Martinsville is a land of chaos. The flat, half-mile short track has just enough room to get alongside someone on corner entry and far too little room to give an inch if someone is trying to pass you, the perfect recipe for the high-contact racing that has helped keep the track among the classics of the Cup Series. It is a major reason that races here average some nine cautions a running, but outlier races certainly do appear. Today's 400-lapper was an outlier race.
Every NASCAR race run under the current rule set mandates at least two cautions at the end of the first and second stages. This race also had two brief cautions for cars slowed on track. None of the four involved contact between other cars. Up front, a lack of chaos meant relatively smooth sailing for Hendrick Motorsports. Their Chase Elliott led the first 185 laps, winning the first and second stages over teammate William Byron. During the pit stop at the second stage break, Byron beat Elliott out of the pit lane. He would not look back, leading 212 of the remaining 218 laps to take his second win of the season.
The second win makes Byron the first driver that is certain to make the 2022 playoffs if eligible, although in every prior season of the current rule format all eligible drivers with at least one win were able to make the field. He, Alex Bowman, and Kyle Larson have now combined to win four races for Hendrick Motorsports in the year's first eight races, and an additional win for Trackhouse driver Ross Chastain means that Chevrolet has won five of those eight races.
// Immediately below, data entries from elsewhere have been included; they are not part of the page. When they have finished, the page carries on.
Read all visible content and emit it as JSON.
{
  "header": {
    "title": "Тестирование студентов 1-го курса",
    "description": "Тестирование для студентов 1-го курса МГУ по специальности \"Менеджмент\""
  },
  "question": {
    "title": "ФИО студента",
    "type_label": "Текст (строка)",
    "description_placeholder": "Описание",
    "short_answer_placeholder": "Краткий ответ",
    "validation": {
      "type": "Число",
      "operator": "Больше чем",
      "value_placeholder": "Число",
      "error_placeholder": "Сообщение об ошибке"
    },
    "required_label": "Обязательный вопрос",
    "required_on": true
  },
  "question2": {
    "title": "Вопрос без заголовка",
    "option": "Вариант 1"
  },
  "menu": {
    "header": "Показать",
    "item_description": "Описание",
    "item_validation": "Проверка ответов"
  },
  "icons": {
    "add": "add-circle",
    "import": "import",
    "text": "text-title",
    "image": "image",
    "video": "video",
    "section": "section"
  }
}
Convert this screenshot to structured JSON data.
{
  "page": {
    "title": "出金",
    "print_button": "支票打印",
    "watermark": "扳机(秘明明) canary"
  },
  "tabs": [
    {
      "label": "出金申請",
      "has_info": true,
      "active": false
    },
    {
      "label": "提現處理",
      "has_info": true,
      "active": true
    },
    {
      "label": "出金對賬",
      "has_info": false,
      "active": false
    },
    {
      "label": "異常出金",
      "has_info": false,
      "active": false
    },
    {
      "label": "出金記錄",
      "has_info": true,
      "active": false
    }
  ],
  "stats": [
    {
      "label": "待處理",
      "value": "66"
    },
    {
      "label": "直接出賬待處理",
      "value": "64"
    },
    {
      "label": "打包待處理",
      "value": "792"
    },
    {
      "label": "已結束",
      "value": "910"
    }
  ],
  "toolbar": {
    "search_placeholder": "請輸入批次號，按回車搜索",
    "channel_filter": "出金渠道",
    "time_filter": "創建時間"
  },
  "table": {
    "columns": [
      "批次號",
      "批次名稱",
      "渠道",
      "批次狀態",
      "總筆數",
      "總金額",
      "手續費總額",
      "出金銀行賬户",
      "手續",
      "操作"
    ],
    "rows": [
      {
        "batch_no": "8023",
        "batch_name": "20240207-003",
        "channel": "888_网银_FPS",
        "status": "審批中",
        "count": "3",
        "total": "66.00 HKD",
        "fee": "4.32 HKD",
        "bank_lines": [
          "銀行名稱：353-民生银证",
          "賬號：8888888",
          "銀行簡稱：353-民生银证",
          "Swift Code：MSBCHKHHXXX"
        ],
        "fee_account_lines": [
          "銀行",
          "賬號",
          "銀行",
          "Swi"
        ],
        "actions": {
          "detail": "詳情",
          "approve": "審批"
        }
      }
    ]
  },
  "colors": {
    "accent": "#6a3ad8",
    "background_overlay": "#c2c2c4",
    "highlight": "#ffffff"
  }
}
Elliott, who came home a relatively disappointing tenth after fading out of contention in the final stage, is the only Hendrick driver without a win this season.
Next weekend, chaos is a guarantee. The series heads back to Bristol for its second attempt at a race on a temporary dirt surface over the high-banked short track's permanent concrete. Last year, the first attempt at this event was a track prep catastrophe that marred stretches of excellent dirt racing. That was the first Cup dirt race in decades, but it was building on a foundation of successful races on dirt by the Truck Series that had fundamentally similar cars. This year, teams will have to contend with the second draft of a Bristol dirt track in a Next Gen car that has never seen a dirt surface in race trim.